If the return, after a brief reformist interlude coinciding with the Nasheed years, of the old repressive ways was intended to choke off extremism, it appears to be having the opposite effect: up to 200 Maldivians are believed to have travelled to Iraq and Syria to fight with Isis, and a number have already died there; the terror group’s black flag is flown at demonstrations in Malé, the capital, with impunity; and, in an interview with The Independent on Sunday last year, Mr Nasheed painted an alarming picture of his nation as an Islamist tinderbox.
“Radical Islam is getting very, very strong,” he said. “Their strength in the military and the police is very significant. They have people in strategic positions within both.

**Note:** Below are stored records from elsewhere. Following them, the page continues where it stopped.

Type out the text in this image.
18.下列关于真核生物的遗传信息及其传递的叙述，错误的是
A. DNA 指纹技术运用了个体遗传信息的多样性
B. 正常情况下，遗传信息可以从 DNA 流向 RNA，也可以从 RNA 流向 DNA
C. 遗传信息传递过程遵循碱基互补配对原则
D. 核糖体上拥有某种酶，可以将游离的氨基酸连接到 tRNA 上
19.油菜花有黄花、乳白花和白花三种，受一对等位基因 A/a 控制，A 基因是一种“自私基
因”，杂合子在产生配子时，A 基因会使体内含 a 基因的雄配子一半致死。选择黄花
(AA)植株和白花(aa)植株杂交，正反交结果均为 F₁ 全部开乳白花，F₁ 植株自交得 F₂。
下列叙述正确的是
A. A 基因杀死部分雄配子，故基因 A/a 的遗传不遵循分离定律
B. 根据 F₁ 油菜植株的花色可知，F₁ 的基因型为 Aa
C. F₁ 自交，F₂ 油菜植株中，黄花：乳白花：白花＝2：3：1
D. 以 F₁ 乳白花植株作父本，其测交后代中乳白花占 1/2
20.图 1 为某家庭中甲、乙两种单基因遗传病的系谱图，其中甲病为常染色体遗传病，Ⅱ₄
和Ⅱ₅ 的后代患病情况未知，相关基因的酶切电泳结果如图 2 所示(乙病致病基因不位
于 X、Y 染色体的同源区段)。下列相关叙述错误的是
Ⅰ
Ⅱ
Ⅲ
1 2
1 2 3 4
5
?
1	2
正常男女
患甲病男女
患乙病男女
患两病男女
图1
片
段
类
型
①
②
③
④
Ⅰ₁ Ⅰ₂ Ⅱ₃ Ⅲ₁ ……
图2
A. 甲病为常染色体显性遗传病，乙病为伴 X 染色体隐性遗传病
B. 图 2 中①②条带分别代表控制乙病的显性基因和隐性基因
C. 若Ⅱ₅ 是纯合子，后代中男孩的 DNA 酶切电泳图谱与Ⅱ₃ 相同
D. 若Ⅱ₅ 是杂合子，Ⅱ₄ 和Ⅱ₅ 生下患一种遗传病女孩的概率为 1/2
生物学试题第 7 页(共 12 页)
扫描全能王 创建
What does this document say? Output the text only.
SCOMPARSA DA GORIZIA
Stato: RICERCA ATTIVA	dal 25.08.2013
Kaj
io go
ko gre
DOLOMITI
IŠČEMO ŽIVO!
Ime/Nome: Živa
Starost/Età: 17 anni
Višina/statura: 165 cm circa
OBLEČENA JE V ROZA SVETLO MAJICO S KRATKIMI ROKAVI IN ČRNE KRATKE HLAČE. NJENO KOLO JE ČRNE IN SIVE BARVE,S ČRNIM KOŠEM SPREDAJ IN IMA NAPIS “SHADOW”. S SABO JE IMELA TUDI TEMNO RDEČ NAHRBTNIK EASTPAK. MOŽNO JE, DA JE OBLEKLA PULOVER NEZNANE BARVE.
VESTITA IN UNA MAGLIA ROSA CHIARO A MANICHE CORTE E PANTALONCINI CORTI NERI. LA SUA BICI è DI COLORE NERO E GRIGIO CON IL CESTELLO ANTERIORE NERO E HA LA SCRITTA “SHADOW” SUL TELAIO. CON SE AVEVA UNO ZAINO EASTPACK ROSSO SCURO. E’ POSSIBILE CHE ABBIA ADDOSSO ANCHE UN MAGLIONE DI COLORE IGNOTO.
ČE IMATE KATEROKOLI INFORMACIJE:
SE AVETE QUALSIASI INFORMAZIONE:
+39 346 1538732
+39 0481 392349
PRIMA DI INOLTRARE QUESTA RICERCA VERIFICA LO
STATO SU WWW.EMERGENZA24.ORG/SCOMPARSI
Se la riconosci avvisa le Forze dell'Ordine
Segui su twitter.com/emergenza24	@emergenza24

Of the 200 people who have gone to jihad, the vast majority are ex-military.” And although he said there was no direct threat to the one million-plus tourists who holiday on the islands every year, he feared that this could change. “[The government] don’t want to hit the tourism industry because they are getting such good ‘milk’ out of it … Everybody wants the money out of that.” But this equilibrium, he said, was perilous, and cited the sudden collapse of the Iraqi city of Mosul which heralded the triumph of Isis. “If you look at how Mosul fell – the top brass ran away because Isis had already infiltrated the rank and file. I have a feeling that our police and military are already taken. Eventually, the Islamists will cause havoc in the Maldives. I have no doubt about it.”
Fortunately for the government, this authoritative Cassandra can no longer spread his alarming predictions because he is due to spend the next dozen years in jail. Having been forced from power in 2012 by a coup, earlier this year he was convicted of “terrorism” by a Malé court for his action in ordering, while still president, the arrest of a judge he believed to be corrupt. Mrs Clooney called the verdict “a mockery”. It was certainly a mockery of language.
Despite the exciting Clooney vs Booth billing, the two are not expected to pop up on opposite sides of a courtroom. Ms Clooney wound up her four-day visit on Thursday, and on Friday was discussing the case with political leaders and diplomats in Sri Lanka. But her conclusions were bleak: human rights in the Maldives were “deteriorating day by day”, she said. If the government refused to free Mr Nasheed, “the next stage will be to pursue targeted sanctions”.
How Ms Booth, the wife of the man once renowned for having the surest touch in British politics, ended up on the side of the Maldives government is a puzzle. As a spokesman for Mr Nasheed put it: “This dictatorship has locked up the Maldives’ first democratically elected president and the entire Maldives opposition, while human rights are in free-fall. It is hard to believe that Cherie Blair would want to keep company with such thugs of ill repute.”
A spokesman for her firm, Omnia Strategy, said its task was “to assist the government in strengthening democracy, the rule of law, and restoring investor confidence”. The collaboration was “part of the government’s broader strategy for democratic consolidation”. Omnia had been hired to “advise on legislative reform to improve transparency and accountability”.